Abb. 13: Auswirkungen der Mehrdeutigkeit des genetischen Codes auf die Proteinsynthese. Die Mehrdeutigkeit des genetischen Codes kann durch die Fehlbeladung einer tRNA durch eine nicht-verwandte Aminoacyl-tRNA-Synthetase entstehen. Wenn die falsch eingebaute Aminosäure nicht aus der tRNA entfernt oder bearbeitet wird, wird sie während der mRNA-Translation in das Protein eingebaut. Mehrdeutigkeit kann auch durch eine Fehlinterpretation von Codons durch nahezu verwandte oder mutierte tRNAs entstehen. Mischarged- und mutierte, falsch lesende tRNAs konkurrieren mit Wildtyp-tRNAs an der Ribosom-Decodierungsstelle (A-Stelle). Unter normalen Wachstumsbedingungen liegt der Translationsfehler in der Größenordnung von 10-4–10-5 pro decodiertem Codon. Mutationen in Aminoacyl-tRNA-Synthetasen, tRNAs und anderen Translationsfaktoren, die die Genauigkeit der mRNA-Decodierung steuern, können jedoch das Fehlerniveau auf globaler Ebene erheblich erhöhen, was zu einer Destabilisierung des Proteoms führt.

Alles in allem scheint der Standardcode das Ergebnis einer partiellen Optimierung eines Zufallscodes zu sein, wonach er sich als robust gegenüber Fehlern bei der Translation erwies.
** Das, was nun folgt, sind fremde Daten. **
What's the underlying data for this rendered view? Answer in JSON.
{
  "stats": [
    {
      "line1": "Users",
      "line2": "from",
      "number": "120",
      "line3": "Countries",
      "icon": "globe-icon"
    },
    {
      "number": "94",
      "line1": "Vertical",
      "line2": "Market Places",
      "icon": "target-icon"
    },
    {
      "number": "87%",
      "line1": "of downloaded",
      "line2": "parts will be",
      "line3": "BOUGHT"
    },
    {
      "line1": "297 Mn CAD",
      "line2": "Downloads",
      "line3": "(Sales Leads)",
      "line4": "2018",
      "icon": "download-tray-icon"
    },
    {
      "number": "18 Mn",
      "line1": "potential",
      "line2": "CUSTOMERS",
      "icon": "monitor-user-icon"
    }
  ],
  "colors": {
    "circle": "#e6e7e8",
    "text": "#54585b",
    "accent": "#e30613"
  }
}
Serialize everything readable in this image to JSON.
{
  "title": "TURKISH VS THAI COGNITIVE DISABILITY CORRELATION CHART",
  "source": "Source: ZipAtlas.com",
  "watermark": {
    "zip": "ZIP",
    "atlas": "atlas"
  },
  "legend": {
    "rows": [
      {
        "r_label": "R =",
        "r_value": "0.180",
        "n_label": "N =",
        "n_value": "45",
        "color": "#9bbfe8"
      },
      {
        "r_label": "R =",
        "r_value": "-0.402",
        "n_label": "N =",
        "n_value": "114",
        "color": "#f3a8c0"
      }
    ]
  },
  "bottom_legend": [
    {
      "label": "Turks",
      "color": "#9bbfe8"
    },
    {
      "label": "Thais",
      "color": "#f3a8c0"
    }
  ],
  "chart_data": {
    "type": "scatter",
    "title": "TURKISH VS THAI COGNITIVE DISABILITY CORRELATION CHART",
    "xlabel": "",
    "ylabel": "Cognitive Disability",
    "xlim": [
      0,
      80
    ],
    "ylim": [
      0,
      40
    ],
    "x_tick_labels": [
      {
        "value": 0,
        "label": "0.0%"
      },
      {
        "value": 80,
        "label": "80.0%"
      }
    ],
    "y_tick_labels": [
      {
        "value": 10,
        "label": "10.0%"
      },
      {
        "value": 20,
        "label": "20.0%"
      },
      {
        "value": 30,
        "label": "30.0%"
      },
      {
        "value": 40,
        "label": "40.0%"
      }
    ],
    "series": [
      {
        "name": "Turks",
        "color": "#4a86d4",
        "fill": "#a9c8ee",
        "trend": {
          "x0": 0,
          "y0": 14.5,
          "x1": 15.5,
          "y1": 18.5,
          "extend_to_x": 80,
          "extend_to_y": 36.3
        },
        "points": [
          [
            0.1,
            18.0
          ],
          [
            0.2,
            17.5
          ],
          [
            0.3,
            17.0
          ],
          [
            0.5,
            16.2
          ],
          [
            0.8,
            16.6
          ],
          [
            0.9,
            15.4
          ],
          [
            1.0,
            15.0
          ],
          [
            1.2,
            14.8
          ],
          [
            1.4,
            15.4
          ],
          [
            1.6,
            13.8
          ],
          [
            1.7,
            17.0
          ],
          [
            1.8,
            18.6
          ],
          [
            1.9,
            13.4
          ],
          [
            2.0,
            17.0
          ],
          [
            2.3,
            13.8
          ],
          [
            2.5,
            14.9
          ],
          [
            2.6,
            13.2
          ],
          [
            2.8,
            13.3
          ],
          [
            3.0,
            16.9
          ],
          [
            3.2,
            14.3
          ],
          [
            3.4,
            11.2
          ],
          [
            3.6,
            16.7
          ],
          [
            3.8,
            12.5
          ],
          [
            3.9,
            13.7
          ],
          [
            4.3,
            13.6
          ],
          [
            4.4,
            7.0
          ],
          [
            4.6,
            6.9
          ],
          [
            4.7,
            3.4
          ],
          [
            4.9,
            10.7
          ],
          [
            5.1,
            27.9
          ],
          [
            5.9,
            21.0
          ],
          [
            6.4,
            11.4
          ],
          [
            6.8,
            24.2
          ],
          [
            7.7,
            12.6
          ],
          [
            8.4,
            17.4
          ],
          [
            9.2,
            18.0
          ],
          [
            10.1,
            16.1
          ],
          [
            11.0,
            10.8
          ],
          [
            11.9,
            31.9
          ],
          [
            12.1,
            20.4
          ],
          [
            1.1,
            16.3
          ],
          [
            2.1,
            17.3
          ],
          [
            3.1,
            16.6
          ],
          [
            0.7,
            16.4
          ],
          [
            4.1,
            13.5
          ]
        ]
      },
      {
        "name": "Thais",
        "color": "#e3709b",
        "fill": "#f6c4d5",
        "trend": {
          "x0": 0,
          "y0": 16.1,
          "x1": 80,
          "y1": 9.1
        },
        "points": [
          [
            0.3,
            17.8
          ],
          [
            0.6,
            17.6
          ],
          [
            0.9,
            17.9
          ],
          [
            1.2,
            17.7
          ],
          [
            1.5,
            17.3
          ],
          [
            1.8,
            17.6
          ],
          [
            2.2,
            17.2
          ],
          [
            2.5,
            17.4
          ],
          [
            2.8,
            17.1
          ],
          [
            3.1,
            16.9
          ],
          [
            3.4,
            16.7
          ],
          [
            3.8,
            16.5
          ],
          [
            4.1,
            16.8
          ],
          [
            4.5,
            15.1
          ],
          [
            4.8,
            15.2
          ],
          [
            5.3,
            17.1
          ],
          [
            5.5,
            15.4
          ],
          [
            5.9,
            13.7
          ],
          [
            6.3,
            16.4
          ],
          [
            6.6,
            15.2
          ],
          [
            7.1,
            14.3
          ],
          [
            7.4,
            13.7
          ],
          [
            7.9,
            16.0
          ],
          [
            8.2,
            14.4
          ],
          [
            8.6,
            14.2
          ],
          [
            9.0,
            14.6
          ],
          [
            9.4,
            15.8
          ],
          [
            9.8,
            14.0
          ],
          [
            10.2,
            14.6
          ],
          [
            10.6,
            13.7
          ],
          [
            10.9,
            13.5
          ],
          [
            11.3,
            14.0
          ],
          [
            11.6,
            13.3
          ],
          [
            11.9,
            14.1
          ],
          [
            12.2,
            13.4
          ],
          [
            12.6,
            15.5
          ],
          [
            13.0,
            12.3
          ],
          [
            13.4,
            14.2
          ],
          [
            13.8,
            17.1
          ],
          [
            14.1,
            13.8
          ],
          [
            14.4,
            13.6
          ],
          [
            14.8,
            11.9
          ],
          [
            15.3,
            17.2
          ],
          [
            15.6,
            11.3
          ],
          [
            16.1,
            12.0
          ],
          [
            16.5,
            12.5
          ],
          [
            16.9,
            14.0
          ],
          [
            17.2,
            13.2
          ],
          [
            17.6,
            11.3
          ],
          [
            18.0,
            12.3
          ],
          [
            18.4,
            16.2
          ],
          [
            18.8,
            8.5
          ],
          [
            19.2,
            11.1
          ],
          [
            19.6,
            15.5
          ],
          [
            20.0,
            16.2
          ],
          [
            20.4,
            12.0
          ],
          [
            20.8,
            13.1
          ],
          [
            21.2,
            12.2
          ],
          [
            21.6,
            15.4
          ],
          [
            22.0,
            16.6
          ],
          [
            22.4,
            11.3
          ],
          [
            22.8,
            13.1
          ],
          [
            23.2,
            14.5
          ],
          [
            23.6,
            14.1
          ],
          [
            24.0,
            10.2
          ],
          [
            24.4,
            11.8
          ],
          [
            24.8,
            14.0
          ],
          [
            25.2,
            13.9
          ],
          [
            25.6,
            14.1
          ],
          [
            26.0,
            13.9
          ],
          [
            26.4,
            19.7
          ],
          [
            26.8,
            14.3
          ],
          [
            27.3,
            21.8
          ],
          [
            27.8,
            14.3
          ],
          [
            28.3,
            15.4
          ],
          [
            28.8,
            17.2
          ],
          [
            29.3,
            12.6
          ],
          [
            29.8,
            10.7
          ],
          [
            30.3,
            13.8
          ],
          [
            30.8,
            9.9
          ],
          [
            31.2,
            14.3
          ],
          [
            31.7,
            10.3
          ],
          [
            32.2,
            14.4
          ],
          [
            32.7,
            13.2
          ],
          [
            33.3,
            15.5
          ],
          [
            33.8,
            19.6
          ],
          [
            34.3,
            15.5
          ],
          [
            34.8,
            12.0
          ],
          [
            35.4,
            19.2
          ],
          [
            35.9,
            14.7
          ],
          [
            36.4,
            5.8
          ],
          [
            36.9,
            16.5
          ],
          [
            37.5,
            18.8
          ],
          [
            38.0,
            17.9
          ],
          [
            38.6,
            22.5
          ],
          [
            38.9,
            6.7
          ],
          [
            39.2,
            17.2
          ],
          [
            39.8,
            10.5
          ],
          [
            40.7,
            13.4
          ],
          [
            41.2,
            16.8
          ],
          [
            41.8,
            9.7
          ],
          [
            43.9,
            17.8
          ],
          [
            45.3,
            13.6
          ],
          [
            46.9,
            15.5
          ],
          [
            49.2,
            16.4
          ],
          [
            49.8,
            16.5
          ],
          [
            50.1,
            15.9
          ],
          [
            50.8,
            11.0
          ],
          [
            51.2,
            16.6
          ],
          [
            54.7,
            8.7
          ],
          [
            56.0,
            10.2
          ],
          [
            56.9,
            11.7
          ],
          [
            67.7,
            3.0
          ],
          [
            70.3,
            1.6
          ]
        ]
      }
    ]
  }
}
Der Grund dafür, dass der Code nicht vollends optimiert wurde, scheint ein relativ einfacher zu sein: Der wachsende Konflikt zwischen dem vorteilhaften Effekt dieser zunehmenden Robustheit und dem schädlichen Effekt der reihenweisen Umprogrammierung der Codons, der mit der wachsenden Komplexität des evolvierenden Systems immer schwerwiegender wurde (Novozhilov et al. 2007). Die Evolution des Codes kann damit als eine Kombination von Anpassung und „frozen accident“ angesehen werden (Crick 1967, Sella & Ardell 2006). Andere Autoren möchten den „frozen accident“ allerdings lieber als „aufgetaut“ ansehen (Söll & RajBhandary 2006).

Evolution der RNA-Polymerase

Bei der Proteinbiosynthese spielen Enzyme wie die RNA-Polymerase eine wichtige Rolle. RNA-Polymerasen wirken bei der Synthese einer Ribonukleinsäure (RNA) aus ihren Grundbausteinen (Ribonukleotide) mit (Abb. 14). Je nachdem ob die Polymerasen eine RNA oder DNA als Matrize nehmen, spricht man von RNA bzw. DNA-abhängigen RNA-Polymerasen (Munk 2009).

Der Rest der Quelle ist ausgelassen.